Based on the above, it is imperative and essential for companies to implement mechanisms to identify, prevent, and, where appropriate, mitigate risks related to their import and export transactions, their supply chain, and contractual relations. Below please find some of such mechanisms:
1. Documenting all the transactions and suppliers’ relationships.
2. Training of the company’s personnel.
3. Implementation of internal customs compliance procedures and mitigation of risks, among others.
4. Perform internal compliance reviews annually and validate them with external legal advisers.
Companies will have to operate with a higher level of diligence, legal and ethical compliance standards, and best practices, constantly ask the following questions:
• Does the company have contracts with all its customs brokers and suppliers?
• Does the company have compliance programmes to prevent crimes (Anti-Money laundering Law /Anti-bribery Law/Loss of Ownership Law)?
• Does the company have up-to-date customs and trade registrations?

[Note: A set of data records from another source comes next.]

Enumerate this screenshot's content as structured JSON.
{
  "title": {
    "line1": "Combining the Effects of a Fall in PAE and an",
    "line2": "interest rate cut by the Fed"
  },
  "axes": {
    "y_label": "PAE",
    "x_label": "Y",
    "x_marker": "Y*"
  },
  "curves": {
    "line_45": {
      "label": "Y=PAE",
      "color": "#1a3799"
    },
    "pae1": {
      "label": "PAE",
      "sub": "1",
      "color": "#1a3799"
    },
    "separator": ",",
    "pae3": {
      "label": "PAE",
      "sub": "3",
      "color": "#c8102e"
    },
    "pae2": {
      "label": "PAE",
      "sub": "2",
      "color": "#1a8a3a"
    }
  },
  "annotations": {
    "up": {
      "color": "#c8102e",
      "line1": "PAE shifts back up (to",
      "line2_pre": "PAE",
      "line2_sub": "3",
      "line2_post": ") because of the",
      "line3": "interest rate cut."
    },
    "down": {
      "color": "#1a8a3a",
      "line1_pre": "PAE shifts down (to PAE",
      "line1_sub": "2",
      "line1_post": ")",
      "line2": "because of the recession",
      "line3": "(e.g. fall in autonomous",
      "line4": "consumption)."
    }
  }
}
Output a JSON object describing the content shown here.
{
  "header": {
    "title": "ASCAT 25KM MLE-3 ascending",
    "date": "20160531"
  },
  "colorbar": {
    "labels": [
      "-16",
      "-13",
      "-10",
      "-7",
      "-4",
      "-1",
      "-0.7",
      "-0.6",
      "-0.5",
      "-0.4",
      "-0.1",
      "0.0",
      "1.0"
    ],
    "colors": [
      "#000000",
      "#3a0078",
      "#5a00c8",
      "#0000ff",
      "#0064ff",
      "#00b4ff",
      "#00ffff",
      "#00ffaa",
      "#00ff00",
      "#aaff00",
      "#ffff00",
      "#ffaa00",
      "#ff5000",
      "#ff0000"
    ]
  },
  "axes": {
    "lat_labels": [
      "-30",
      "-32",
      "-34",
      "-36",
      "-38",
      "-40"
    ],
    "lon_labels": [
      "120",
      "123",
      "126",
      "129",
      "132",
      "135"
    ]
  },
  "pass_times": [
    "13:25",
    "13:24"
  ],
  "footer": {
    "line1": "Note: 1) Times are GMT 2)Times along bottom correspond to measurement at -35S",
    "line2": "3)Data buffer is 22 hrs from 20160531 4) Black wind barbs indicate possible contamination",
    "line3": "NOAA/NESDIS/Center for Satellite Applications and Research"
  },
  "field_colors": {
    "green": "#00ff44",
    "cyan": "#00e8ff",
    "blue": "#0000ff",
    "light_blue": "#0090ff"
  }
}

• Has the company performed a recent internal compliance audit?
• Does the company review the correct backflush of its customs transactions?
If taxpayers fully comply with their customs and trade obligations and have validated them with external advisers, despite the aggressive tax and duties collection policy and the constant tax verification audits, there should be no concern regarding their customs and trade operations in Mexico.